Look at analytics on where your hits are coming from (mobile, web, tablet).
Think through what the numbers look like, and then make a strategy.
How do you see bloggers working with brands changing?
Mattias of Bloglovin: Fuck brands.
It’s cooler to become a brand then do collaborations. It’s also about being happy. That should be a goal.
Reesa of DBA: For clients, what’s their long-term goal? We look at what’s the long-term goal and what the steps are to get there.
Dan of PadSquad: Mobile was lumped together as smartphone and tablet. Now phone is local driven. Tablet is more relaxed.
Tablets should be a clearer content. Smartphone content should be local and action driven.
Your audience is coming from multiple areas.
Are you doing anything to optemize content for tablet vs phone vs web blog.
Liz of Late Afternoon: Diversify content. Find a way to use platforms in diff ways.
Find content that fits each platform best.
Jake of GQ: Site should be your home base. You need to know what you’re good at.
How do you decide what social platforms to use?
Jake of GQ: It’s up to you and you should hone in on that and don’t think you have to use every platform just because you’re a fashion blogger.

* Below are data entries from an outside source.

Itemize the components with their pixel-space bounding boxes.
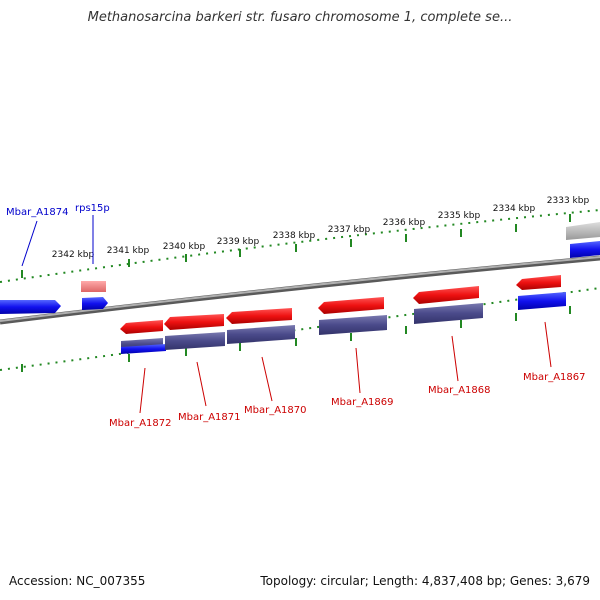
cds-block-partial-right-blue[interactable] <box>570 241 600 258</box>
gene-arrow-mbar-a1867[interactable] <box>516 275 561 290</box>
outer-tick-ring <box>0 209 600 283</box>
label-line-mbar-a1870 <box>261 356 273 402</box>
inner-tick-ring <box>0 287 600 371</box>
gene-label[interactable]: Mbar_A1872 <box>109 418 172 429</box>
tick-label: 2340 kbp <box>163 242 206 252</box>
gene-arrow-partial-right[interactable] <box>566 222 600 240</box>
gene-label[interactable]: Mbar_A1869 <box>331 397 394 408</box>
gene-arrow-mbar-a1871[interactable] <box>164 314 224 330</box>
label-line-mbar-a1871 <box>196 361 207 407</box>
cds-block-mbar-a1872-blue[interactable] <box>121 344 166 354</box>
gene-label[interactable]: Mbar_A1871 <box>178 412 241 423</box>
map-title: Methanosarcina barkeri str. fusaro chrom… <box>87 10 513 25</box>
cds-block-mbar-a1867-blue[interactable] <box>518 292 566 310</box>
cds-block-mbar-a1869[interactable] <box>319 315 387 335</box>
cds-block-mbar-a1868[interactable] <box>414 303 483 324</box>
gene-arrow-mbar-a1870[interactable] <box>226 308 292 324</box>
gene-block-rps15p-rna[interactable] <box>81 281 106 292</box>
tick-label: 2336 kbp <box>383 218 426 228</box>
gene-label[interactable]: Mbar_A1867 <box>523 372 586 383</box>
tick-label: 2337 kbp <box>328 225 371 235</box>
tick-label: 2338 kbp <box>273 231 316 241</box>
tick-label: 2339 kbp <box>217 237 260 247</box>
gene-arrow-mbar-a1874[interactable] <box>0 300 61 314</box>
tick-label: 2335 kbp <box>438 211 481 221</box>
major-ticks <box>21 214 571 278</box>
tick-label: 2342 kbp <box>52 250 95 260</box>
gene-label[interactable]: Mbar_A1868 <box>428 385 491 396</box>
gene-arrow-mbar-a1872[interactable] <box>120 320 163 334</box>
tick-label: 2333 kbp <box>547 196 590 206</box>
label-line-mbar-a1867 <box>544 321 552 368</box>
tick-label: 2341 kbp <box>107 246 150 256</box>
cds-block-mbar-a1870[interactable] <box>227 325 295 344</box>
gene-label[interactable]: rps15p <box>75 203 110 214</box>
label-line-mbar-a1869 <box>355 347 361 394</box>
label-line-mbar-a1874 <box>21 220 38 267</box>
gene-arrow-rps15p[interactable] <box>82 297 108 310</box>
label-line-mbar-a1868 <box>451 335 459 382</box>
gene-label[interactable]: Mbar_A1874 <box>6 207 69 218</box>
inner-major-ticks <box>21 306 571 372</box>
tick-label: 2334 kbp <box>493 204 536 214</box>
gene-arrow-mbar-a1869[interactable] <box>318 297 384 314</box>
gene-arrow-mbar-a1868[interactable] <box>413 286 479 304</box>
topology-label: Topology: circular; Length: 4,837,408 bp… <box>260 574 590 588</box>
gene-label[interactable]: Mbar_A1870 <box>244 405 307 416</box>
accession-label: Accession: NC_007355 <box>9 574 146 588</box>
cds-block-mbar-a1871[interactable] <box>165 332 225 350</box>
label-line-mbar-a1872 <box>139 367 146 414</box>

Reesa of DBA: Have an understanding of your brand. Having a great media kit that includes metrics, top posts. We look for people we see that have ability to grow.
If you’re really good at something or have a special talent, show that to people. If you have a special skill or talent, show that to your reader.

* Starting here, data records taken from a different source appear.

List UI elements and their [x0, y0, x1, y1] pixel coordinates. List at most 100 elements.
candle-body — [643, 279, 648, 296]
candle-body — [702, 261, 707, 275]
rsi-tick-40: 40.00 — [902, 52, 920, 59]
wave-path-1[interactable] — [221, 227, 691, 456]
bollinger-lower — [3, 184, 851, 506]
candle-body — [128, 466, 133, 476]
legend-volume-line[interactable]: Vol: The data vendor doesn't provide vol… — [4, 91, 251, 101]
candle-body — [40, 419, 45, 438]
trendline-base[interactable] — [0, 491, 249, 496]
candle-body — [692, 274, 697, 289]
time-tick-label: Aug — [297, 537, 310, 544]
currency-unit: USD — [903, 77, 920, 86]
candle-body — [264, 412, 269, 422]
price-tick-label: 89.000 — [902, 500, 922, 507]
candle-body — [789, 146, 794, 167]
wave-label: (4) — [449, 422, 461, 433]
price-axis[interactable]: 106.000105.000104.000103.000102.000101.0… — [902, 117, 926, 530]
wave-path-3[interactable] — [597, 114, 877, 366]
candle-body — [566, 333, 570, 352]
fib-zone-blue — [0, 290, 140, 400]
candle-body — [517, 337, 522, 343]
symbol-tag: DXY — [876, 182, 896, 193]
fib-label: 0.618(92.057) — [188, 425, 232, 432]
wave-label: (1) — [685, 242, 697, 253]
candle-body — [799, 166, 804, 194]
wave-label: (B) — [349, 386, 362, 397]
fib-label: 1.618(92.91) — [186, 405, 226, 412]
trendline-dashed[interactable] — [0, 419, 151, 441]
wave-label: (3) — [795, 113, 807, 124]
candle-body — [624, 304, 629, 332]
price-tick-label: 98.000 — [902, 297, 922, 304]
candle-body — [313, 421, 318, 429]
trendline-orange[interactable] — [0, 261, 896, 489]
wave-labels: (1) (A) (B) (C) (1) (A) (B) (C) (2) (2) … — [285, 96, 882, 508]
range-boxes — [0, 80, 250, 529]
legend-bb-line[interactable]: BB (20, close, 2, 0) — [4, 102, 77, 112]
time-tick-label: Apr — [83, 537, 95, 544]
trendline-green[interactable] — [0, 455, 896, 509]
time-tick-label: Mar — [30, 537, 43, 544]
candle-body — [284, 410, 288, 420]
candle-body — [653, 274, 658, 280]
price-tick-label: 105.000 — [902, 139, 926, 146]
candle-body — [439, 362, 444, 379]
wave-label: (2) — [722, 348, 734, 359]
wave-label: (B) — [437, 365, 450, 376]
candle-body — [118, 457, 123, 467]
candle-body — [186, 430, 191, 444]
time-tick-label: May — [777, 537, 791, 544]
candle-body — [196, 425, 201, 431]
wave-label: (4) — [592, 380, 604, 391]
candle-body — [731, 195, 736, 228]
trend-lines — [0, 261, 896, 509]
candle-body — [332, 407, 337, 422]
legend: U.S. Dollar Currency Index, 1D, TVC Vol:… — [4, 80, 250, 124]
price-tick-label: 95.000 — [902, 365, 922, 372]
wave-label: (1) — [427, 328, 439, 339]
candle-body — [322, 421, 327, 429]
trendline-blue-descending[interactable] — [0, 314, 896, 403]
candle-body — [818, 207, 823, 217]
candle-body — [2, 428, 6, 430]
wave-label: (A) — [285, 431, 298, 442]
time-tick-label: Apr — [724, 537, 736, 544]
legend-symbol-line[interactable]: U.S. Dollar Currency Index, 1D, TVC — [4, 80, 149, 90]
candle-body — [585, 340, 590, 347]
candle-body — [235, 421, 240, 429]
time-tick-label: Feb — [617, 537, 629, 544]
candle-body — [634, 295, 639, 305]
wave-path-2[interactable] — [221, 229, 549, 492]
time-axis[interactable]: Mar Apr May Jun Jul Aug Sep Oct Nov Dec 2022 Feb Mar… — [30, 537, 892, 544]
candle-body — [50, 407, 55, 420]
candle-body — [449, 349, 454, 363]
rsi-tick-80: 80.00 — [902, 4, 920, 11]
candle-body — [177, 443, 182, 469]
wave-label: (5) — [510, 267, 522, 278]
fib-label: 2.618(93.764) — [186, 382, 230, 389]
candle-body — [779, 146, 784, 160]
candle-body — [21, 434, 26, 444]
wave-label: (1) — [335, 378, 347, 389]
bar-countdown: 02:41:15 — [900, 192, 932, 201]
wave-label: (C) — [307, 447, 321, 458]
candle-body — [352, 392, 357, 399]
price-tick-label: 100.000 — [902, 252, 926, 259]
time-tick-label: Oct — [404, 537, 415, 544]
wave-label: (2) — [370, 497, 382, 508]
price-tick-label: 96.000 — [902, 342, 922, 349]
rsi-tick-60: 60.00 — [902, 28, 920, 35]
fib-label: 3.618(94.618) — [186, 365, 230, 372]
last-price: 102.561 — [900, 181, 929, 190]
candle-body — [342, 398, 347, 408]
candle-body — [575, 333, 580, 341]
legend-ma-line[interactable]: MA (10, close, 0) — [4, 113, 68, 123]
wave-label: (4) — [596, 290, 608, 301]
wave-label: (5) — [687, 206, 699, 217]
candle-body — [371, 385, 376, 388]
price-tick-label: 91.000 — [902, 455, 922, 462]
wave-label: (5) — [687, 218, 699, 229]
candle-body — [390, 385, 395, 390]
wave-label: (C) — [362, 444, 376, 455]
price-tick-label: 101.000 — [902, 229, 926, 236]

Dan of PadSquad: Don’t mimic, but steal what they’re good at (organization).
Reesa of DBA: There’s opportunities to build out on social platform.
Andrea of L2: You might know more than what you think you know. Vloggers are optimizing posts more than brands (linking, tagging, mention brands names).
Jake of GQ: Teach the basics. Blogging is incredible, but the backbone is still a craft.
Liz of Late Afternoon: You have to know who you are. You have to know your style. Find yourself. Find your voice. Be confident. Don’t drive yourself made comparing yourself.
Reesa of DBA: Where do you see yourself in 5- 10 years? Who do you want to be? Then take the steps to get there.
How do you recommend brands establish a successful blog?
Liz of Late Afternoon: Add value and put a face behind your blog. Infuse personality and show who’s behind the brand.
Jake of GQ: When you’re starting out, try out anything. See where you get a good response (social channels). Find a way to differentiate and hone in on that.